Müslümanlar, ulaştıkları her yere huzur götürmüştür...
15/09/2024 Pazar Köşe yazarı S.K
Müslümanlar, fethettikleri her yerde Müslim ve gayrimüslim tebaaya çok âdil davranıp, bütün işlerinde adaletle hareket ettiler.
Medeniyetleri, milletlerin hayat tarzlarını, geçmişten
bugüne bıraktıklarıyla mukayese etmek mümkündür. Tarih, hem altın sayfalarıyla
hem de karanlık zulüm sahneleri ile beşeriyete büyük bir ibret hazinesidir.
Bizim medeniyetimiz, İslam medeniyetidir ve bir
faziletler medeniyetidir. Çünkü bizim medeniyetimizin temelinde iman, ibadet ve
ahlâk vardır. Yani, Resûlullahın “sallallahü aleyhi ve sellem” sünnet-i
seniyyesine uymak, ona tâbi olmak gayreti vardır...
Bu yüzden Müslümanlar, fethettikleri her yerde Müslim
ve gayrimüslim tebaaya çok âdil davranıp, bütün işlerinde adaletle hareket
ettiler. Gittikleri yerlerdeki insanlar, “Bu Müslümanlar ne iyi insanlar”

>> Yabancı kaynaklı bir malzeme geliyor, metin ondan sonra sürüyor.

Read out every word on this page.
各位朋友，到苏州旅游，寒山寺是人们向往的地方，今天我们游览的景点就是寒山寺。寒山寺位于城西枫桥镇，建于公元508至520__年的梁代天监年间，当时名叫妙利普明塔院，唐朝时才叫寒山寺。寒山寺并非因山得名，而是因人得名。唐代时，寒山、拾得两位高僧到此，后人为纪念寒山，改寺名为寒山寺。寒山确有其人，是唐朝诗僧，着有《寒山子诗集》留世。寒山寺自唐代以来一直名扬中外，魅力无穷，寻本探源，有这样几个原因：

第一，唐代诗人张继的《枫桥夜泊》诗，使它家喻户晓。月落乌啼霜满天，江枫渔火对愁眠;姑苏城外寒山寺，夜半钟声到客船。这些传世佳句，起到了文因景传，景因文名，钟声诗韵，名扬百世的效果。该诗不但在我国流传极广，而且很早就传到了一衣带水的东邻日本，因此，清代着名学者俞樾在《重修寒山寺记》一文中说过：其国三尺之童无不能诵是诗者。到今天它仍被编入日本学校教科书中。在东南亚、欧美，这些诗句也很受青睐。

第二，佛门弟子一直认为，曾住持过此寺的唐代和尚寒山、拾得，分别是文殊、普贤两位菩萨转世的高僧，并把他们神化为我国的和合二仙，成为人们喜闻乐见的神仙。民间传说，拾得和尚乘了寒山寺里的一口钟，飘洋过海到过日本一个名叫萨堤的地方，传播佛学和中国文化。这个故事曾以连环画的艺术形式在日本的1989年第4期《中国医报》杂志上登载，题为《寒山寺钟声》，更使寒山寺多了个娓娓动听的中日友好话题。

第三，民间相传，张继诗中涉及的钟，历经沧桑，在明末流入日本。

dediler. Her tarafta Müslüman olanların sayısı arttı. Arabistan Yarımadası
denilen yerden hareket eden Müslümanlar, Atlantik Okyanusu'ndan Amur Nehri'ne
kadar geniş bir alanda çok büyük, yüksek bir medeniyet
kurdular. Müslümanlar harpleri kazanınca, aldıkları memleketlerin halkına
büyük adalet, şefkat ve merhamet gösterdiler, zulüm ve katliamdan son derece
sakındılar... Doğuda ve batıda milyonlarca gayrimüslim, Müslüman oldu.
Müslümanlar doğuda ve batıda fetihlere girişti. Afrika’da bütün Berberîler
Müslüman oldu. Musevi, Hristiyan ve ateşperestlere gösterilen yapıcı ve güzel
siyaset karşısında, onların arasında İslâmiyet geniş ölçüde yayıldı. Hak ve
adâletin yayılmasında ve zulmün kalkmasında çok hizmet ettiler.
Müslümanlar, fethettikleri memleketleri, her biri
şefkat ve merhamet müessesesi olan vakıf eserleriyle
donattılar. İslamiyet’te ilk vakıf, Sevgili Peygamberimiz Muhammed
aleyhisselâm tarafından Hicret’in üçüncü senesinde Medîne-i münevverede
kuruldu. Peygamber efendimiz, kendi mülkü olan yedi hurmalığı Müslümanlığı
koruma maksadıyla vakfetti. Peygamber efendimizin sünnetine tâbi olan Hulefâ-i
râşidîn ve diğer Eshâb-ı kirâm da (radıyallahü teâlâ anhüm) vakıflar yaptılar.
Emeviler ve Abbasiler zamanında vakıf müessesesinde
büyük gelişmeler oldu. Orta Asya’dan Atlas Okyanusuna kadar her tarafta
câmiler, ribatlar, kervansaraylar, medreseler, tekkeler, mektepler, köprüler,
yollar, hastaneler, imaretler gibi pek çok hayırlar yapılarak vakfedildi. Büyük
Selçuklular zamanında Müslümanlar tarafından vakıf kurma işleri daha da
hızlandı.
Anadolu Selçukluları, Dânişmendliler,
Gazneliler, Atabegler, Eyyûbîler ile, Hindistan, Afganistan ve diğer Müslüman
ve Türk devletlerinde ve Osmanlılar zamanında birçok vakıf kuruldu. Böylece
insanlara her alanda büyük hizmetler yapıldı.